Так случалось и с остальной агафонкинской одеждой, росшей вместе с ним, меняясь в размере и фасоне. В детстве Агафонкину это казалось нормальным, как казалось нормальным многое происходящее в Квартире, что выросший Агафонкин начал находить удивительным и подчас невозможным.
Решив понять меру нормальности обитания в Квартире в сравнении с остальным миром, Агафонкин сунулся с этим вопросом к Матвею Никаноровичу. Тот, пожевав соску от бутылочки с детским питанием, спросил, подразумевает ли Агафонкин под “нормальным” нормальность познания, то есть нормальность эпистемологическую, или нормальность существования, то бишь нормальность онтологическую. Агафонкин не знал и пошел на кухню к Митьку.
– Я насчет одежды, – подступился к нему Агафонкин; Митек промывал гречку в кастрюльке, заливая ее холодной водой и снимая старой деревянной шумовкой всплывавшую шелуху. – Это что, нормально, что одежда со мною вместе растет?
– А как еще, Алеша? – удивился Митек. – Ты-то вон какой вырос, одежа, поди, видит, что иначе на тебя не налезет. Вот и старается угнаться.
– Другие в магазинах покупают, – упорствовал Агафонкин.
– Так у других, видать, денег много, – вздохнул Митек и, слив очередную порцию воды, осмотрел гречку под светом из окна, за которым томилась грязная московская осень. Оставшись довольным достигнутой чистотой крупы, Митек поставил кастрюльку на плиту – варить кашу на завтрак – и сказал Агафонкину: – Вот они гроши в магазинах и тратят.
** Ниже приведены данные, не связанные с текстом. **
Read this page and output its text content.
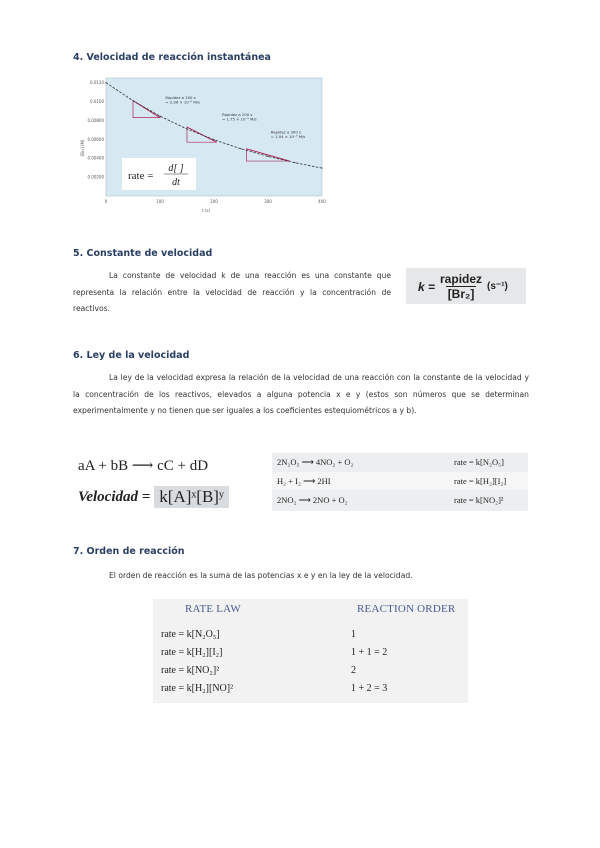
4. Velocidad de reacción instantánea
0.0120
0.0100
0.00800
0.00600
0.00400
0.00200
0	100	200	300	400
Rapidez a 100 s = 2.96 × 10⁻⁵ M/s
Rapidez a 200 s = 1.75 × 10⁻⁵ M/s
Rapidez a 300 s = 1.04 × 10⁻⁵ M/s
[Br₂] (M)
t (s)
rate =
d[ ]
dt
5. Constante de velocidad
La constante de velocidad k de una reacción es una constante que representa la relación entre la velocidad de reacción y la concentración de reactivos.
$k = \frac{\text{rapidez}}{\text{[Br₂]}} (s^{-1})$
6. Ley de la velocidad
La ley de la velocidad expresa la relación de la velocidad de una reacción con la constante de la velocidad y la concentración de los reactivos, elevados a alguna potencia x e y (estos son números que se determinan experimentalmente y no tienen que ser iguales a los coeficientes estequiométricos a y b).
aA + bB ⟶ cC + dD
Velocidad = k[A]ˣ[B]ʸ
2N₂O₅ ⟶ 4NO₂ + O₂	rate = k[N₂O₅]
H₂ + I₂ ⟶ 2HI	rate = k[H₂][I₂]
2NO₂ ⟶ 2NO + O₂	rate = k[NO₂]²
7. Orden de reacción
El orden de reacción es la suma de las potencias x e y en la ley de la velocidad.
RATE LAW	REACTION ORDER
rate = k[N₂O₅]	1
rate = k[H₂][I₂]	1 + 1 = 2
rate = k[NO₂]²	2
rate = k[H₂][NO]²	1 + 2 = 3
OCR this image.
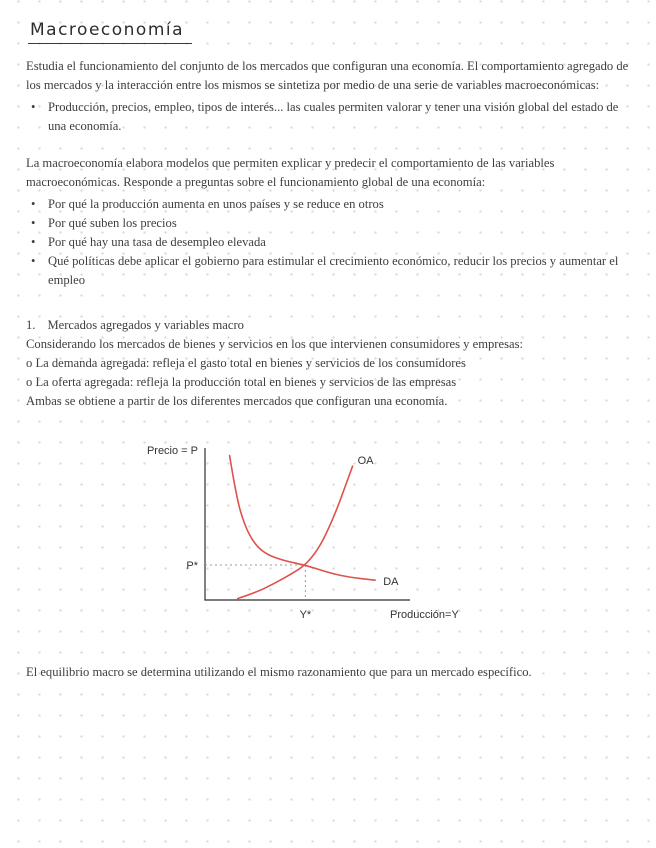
Macroeconomía

Estudia el funcionamiento del conjunto de los mercados que configuran una economía. El comportamiento agregado de los mercados y la interacción entre los mismos se sintetiza por medio de una serie de variables macroeconómicas:

• Producción, precios, empleo, tipos de interés... las cuales permiten valorar y tener una visión global del estado de una economía.

La macroeconomía elabora modelos que permiten explicar y predecir el comportamiento de las variables macroeconómicas. Responde a preguntas sobre el funcionamiento global de una economía:

• Por qué la producción aumenta en unos países y se reduce en otros
• Por qué suben los precios
• Por qué hay una tasa de desempleo elevada
• Qué políticas debe aplicar el gobierno para estimular el crecimiento económico, reducir los precios y aumentar el empleo

1. Mercados agregados y variables macro

Considerando los mercados de bienes y servicios en los que intervienen consumidores y empresas:

o La demanda agregada: refleja el gasto total en bienes y servicios de los consumidores

o La oferta agregada: refleja la producción total en bienes y servicios de las empresas

Ambas se obtiene a partir de los diferentes mercados que configuran una economía.

Precio = P
OA
DA
P*
Y*	Producción=Y

El equilibrio macro se determina utilizando el mismo razonamiento que para un mercado específico.
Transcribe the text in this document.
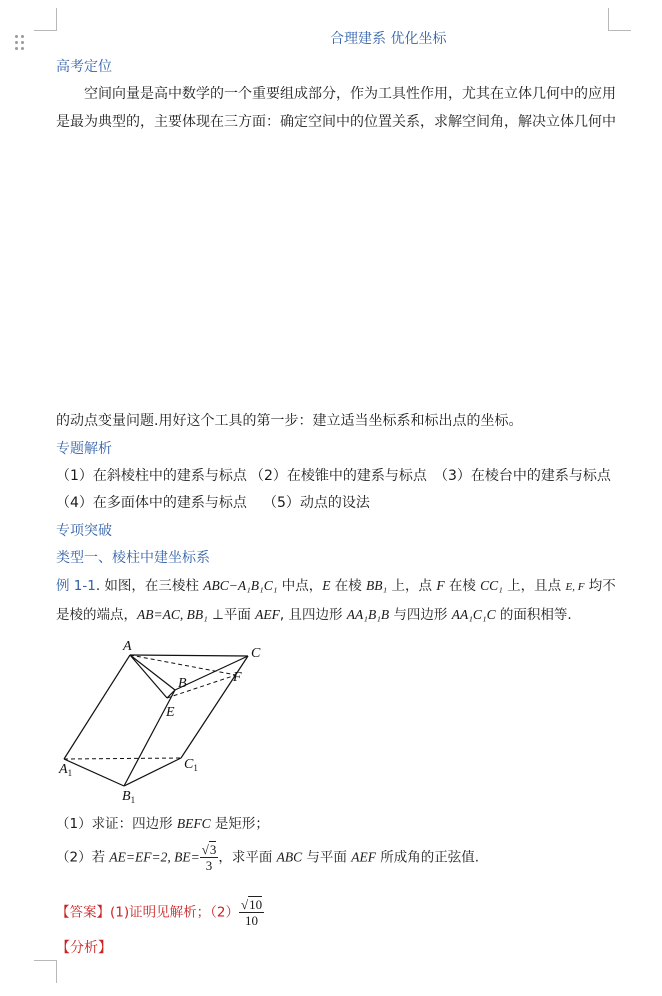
合理建系 优化坐标
高考定位
空间向量是高中数学的一个重要组成部分，作为工具性作用，尤其在立体几何中的应用
是最为典型的，主要体现在三方面：确定空间中的位置关系，求解空间角，解决立体几何中
的动点变量问题.用好这个工具的第一步：建立适当坐标系和标出点的坐标。
专题解析
（1）在斜棱柱中的建系与标点 （2）在棱锥中的建系与标点 （3）在棱台中的建系与标点
（4）在多面体中的建系与标点 （5）动点的设法
专项突破
类型一、棱柱中建坐标系
例 1-1. 如图，在三棱柱 ABC−A₁B₁C₁ 中点，E 在棱 BB₁ 上，点 F 在棱 CC₁ 上，且点 E, F 均不
是棱的端点，AB=AC, BB₁ ⊥平面 AEF, 且四边形 AA₁B₁B 与四边形 AA₁C₁C 的面积相等.
A	C
B	F
E
$A_1$
$C_1$
$B_1$
（1）求证：四边形 BEFC 是矩形；
（2）若 AE=EF=2, $BE= \frac{√3}{3}$ ，求平面 ABC 与平面 AEF 所成角的正弦值.
【答案】(1)证明见解析；$(2) \frac{√10}{10}$
【分析】
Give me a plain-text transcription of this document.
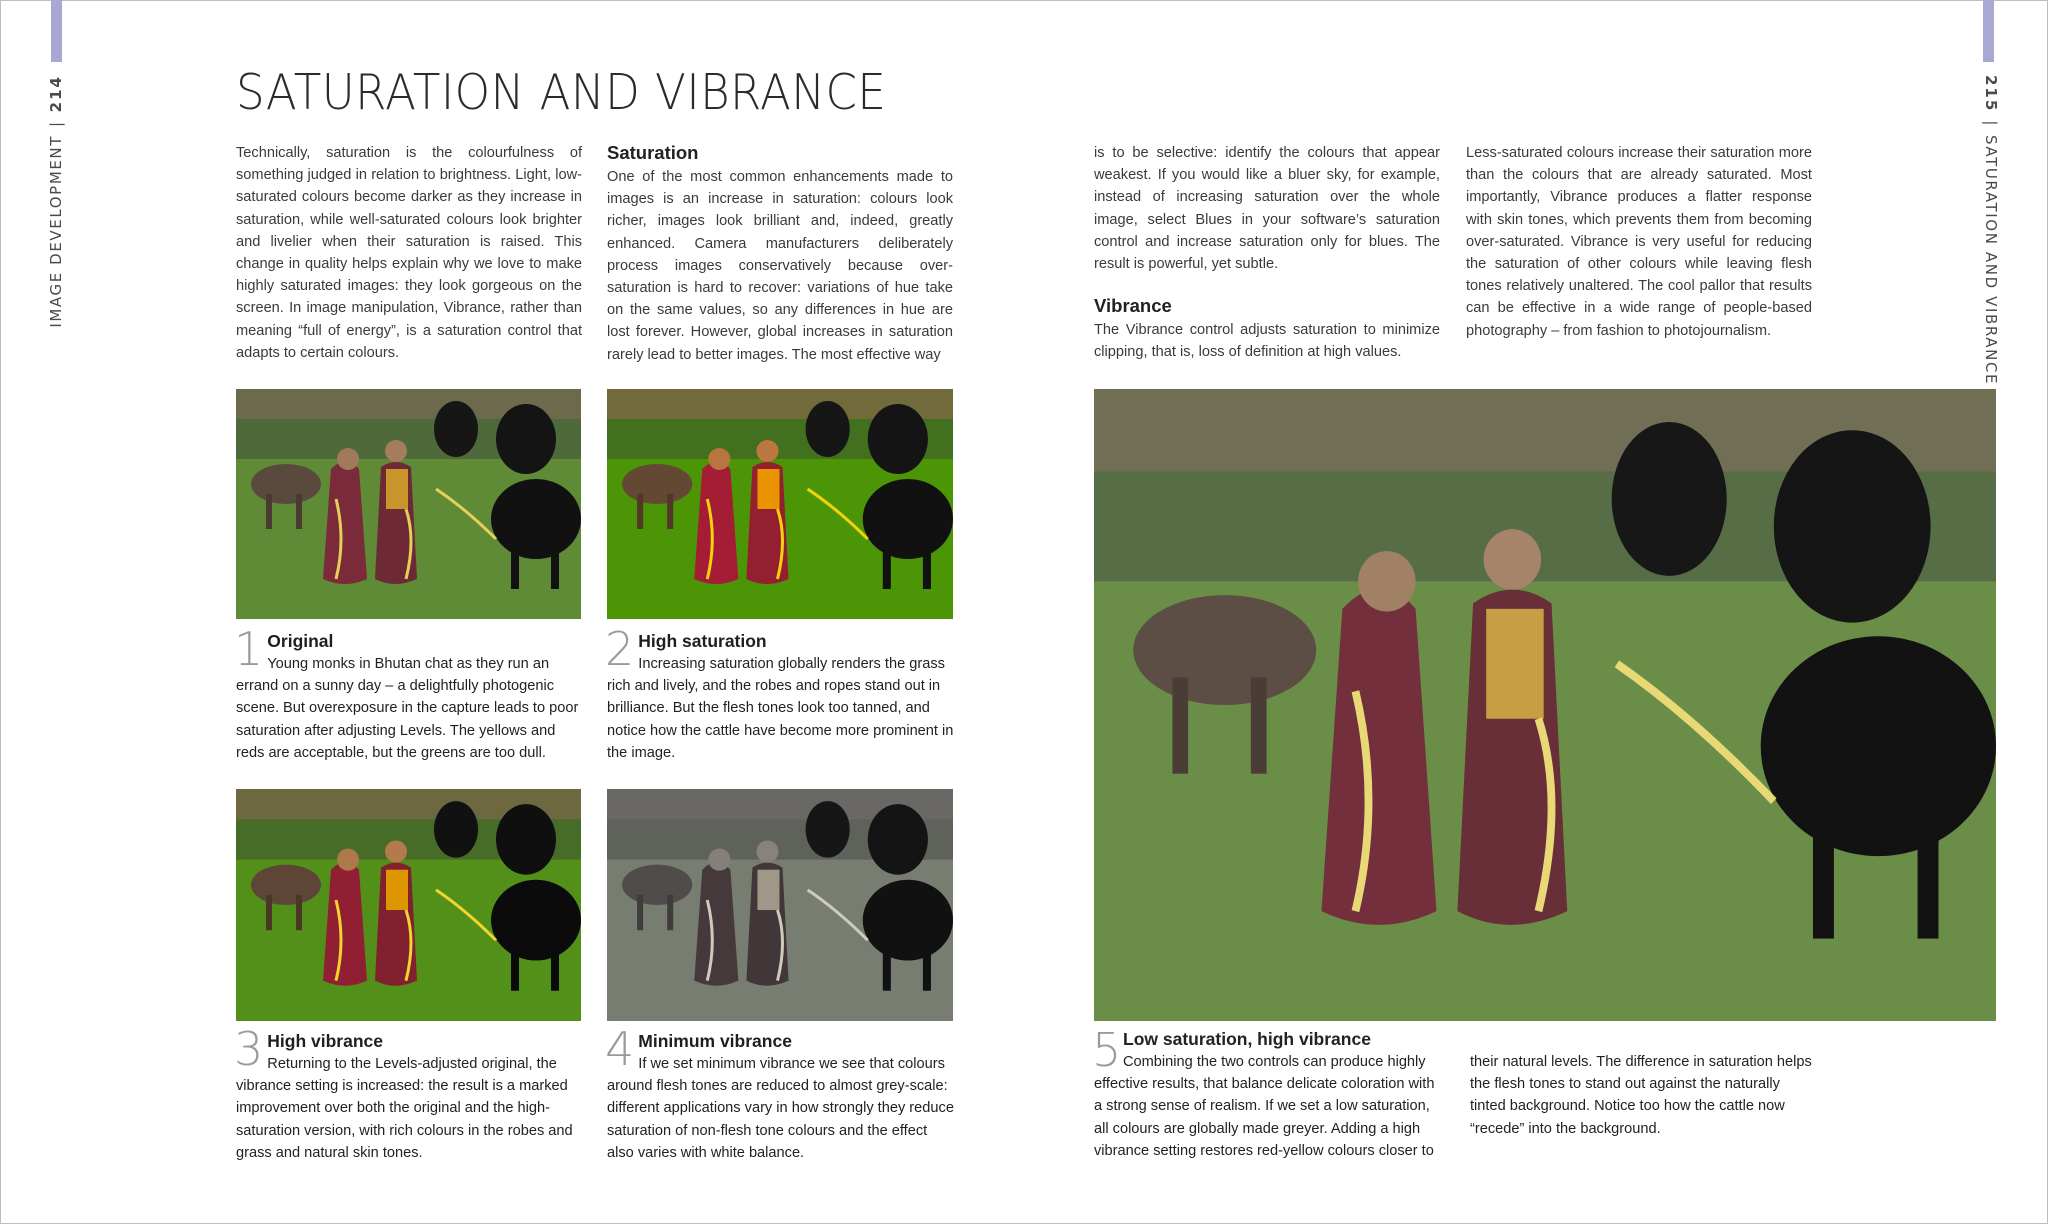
IMAGE DEVELOPMENT|214	215|SATURATION AND VIBRANCE
SATURATION AND VIBRANCE

Technically, saturation is the colourfulness of something judged in relation to brightness. Light, low-saturated colours become darker as they increase in saturation, while well-saturated colours look brighter and livelier when their saturation is raised. This change in quality helps explain why we love to make highly saturated images: they look gorgeous on the screen. In image manipulation, Vibrance, rather than meaning “full of energy”, is a saturation control that adapts to certain colours.

Saturation

One of the most common enhancements made to images is an increase in saturation: colours look richer, images look brilliant and, indeed, greatly enhanced. Camera manufacturers deliberately process images conservatively because over-saturation is hard to recover: variations of hue take on the same values, so any differences in hue are lost forever. However, global increases in saturation rarely lead to better images. The most effective way

is to be selective: identify the colours that appear weakest. If you would like a bluer sky, for example, instead of increasing saturation over the whole image, select Blues in your software’s saturation control and increase saturation only for blues. The result is powerful, yet subtle.

Vibrance

The Vibrance control adjusts saturation to minimize clipping, that is, loss of definition at high values.

Less-saturated colours increase their saturation more than the colours that are already saturated. Most importantly, Vibrance produces a flatter response with skin tones, which prevents them from becoming over-saturated. Vibrance is very useful for reducing the saturation of other colours while leaving flesh tones relatively unaltered. The cool pallor that results can be effective in a wide range of people-based photography – from fashion to photojournalism.

1 Original

Young monks in Bhutan chat as they run an errand on a sunny day – a delightfully photogenic scene. But overexposure in the capture leads to poor saturation after adjusting Levels. The yellows and reds are acceptable, but the greens are too dull.

2 High saturation

Increasing saturation globally renders the grass rich and lively, and the robes and ropes stand out in brilliance. But the flesh tones look too tanned, and notice how the cattle have become more prominent in the image.

3 High vibrance

Returning to the Levels-adjusted original, the vibrance setting is increased: the result is a marked improvement over both the original and the high-saturation version, with rich colours in the robes and grass and natural skin tones.

4 Minimum vibrance

If we set minimum vibrance we see that colours around flesh tones are reduced to almost grey-scale: different applications vary in how strongly they reduce saturation of non-flesh tone colours and the effect also varies with white balance.

5 Low saturation, high vibrance

Combining the two controls can produce highly effective results, that balance delicate coloration with a strong sense of realism. If we set a low saturation, all colours are globally made greyer. Adding a high vibrance setting restores red-yellow colours closer to their natural levels. The difference in saturation helps the flesh tones to stand out against the naturally tinted background. Notice too how the cattle now “recede” into the background.
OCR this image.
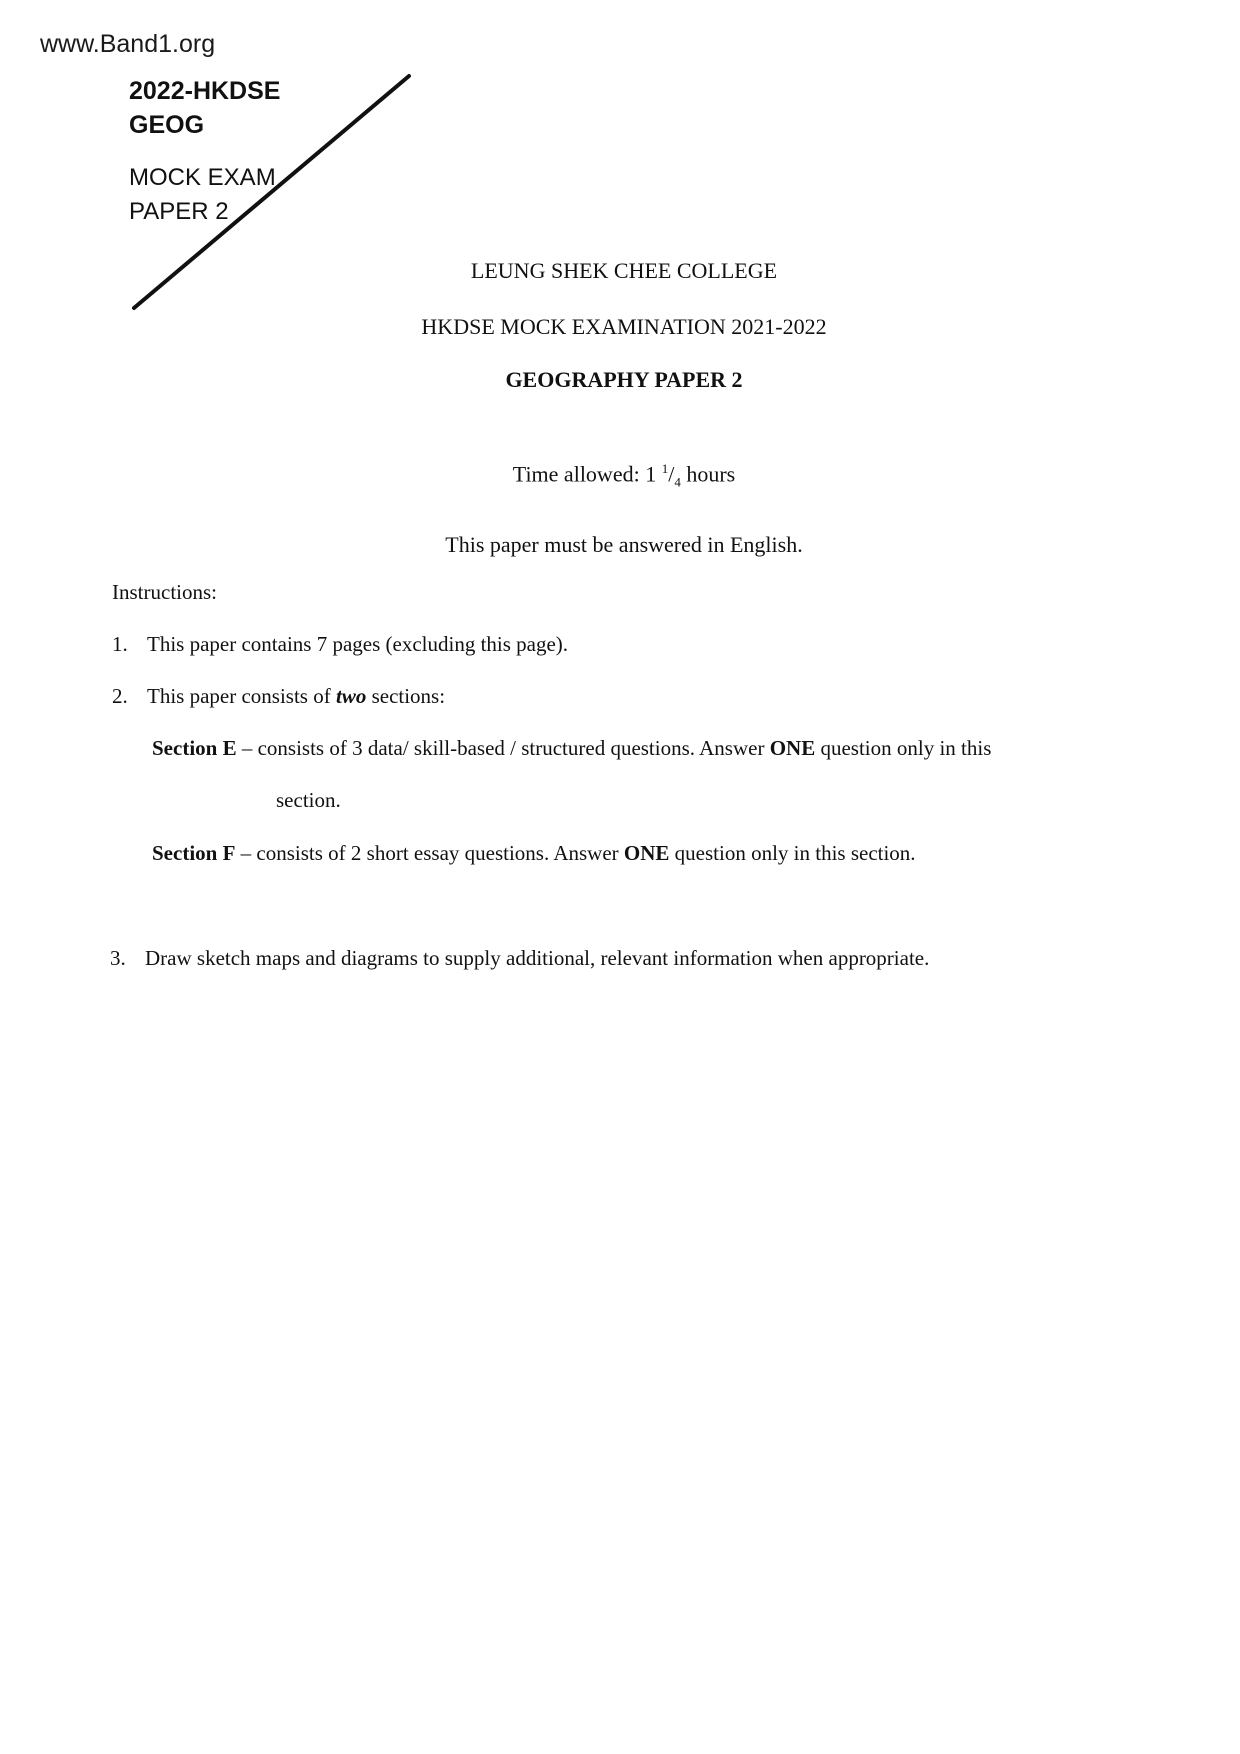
www.Band1.org
2022-HKDSE
GEOG
MOCK EXAM
PAPER 2
LEUNG SHEK CHEE COLLEGE
HKDSE MOCK EXAMINATION 2021-2022
GEOGRAPHY PAPER 2
Time allowed: 1 $^1/_4$ hours
This paper must be answered in English.
Instructions:
1. This paper contains 7 pages (excluding this page).
2. This paper consists of two sections:
Section E – consists of 3 data/ skill-based / structured questions. Answer ONE question only in this
section.
Section F – consists of 2 short essay questions. Answer ONE question only in this section.
3. Draw sketch maps and diagrams to supply additional, relevant information when appropriate.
Более Агафонкин ничего от него не добился.
Агафонкин рос и, выходя с Митьком на улицу прогуливать Матвея Никаноровича в коляске, начал обращать внимание на чужих. Чужие жили по-другому: их дети в отличие от Матвея Никаноровича росли и, пока были грудного возраста, не рассуждали о декартовском принципе отказа от суждений о бытии предмета вне воспринимающего его сознания и критике этого принципа другими позитивистами. Споры о подобном и многом другом велись Матвеем Никаноровичем с Платоном Тер-Меликяном, сопровождавшим их прогулки в отдаленные уголки запущенного районного парка. Когда приближались чужие, Матвей Никанорович оскорбленно замолкал, оттого что при чужих говорить не мог и должен был агукать. “А как еще, – пояснял Митек. – Матвей-то по наружности – дите малое. А то проведают и заберут в институт, изучать станут”. Платон мягким баритном просил Матвея Никаноровича поагукать хотя бы во дворе. Матвей Никанорович не соглашался и, пока коляску везли через двор, обиженно притворялся спящим.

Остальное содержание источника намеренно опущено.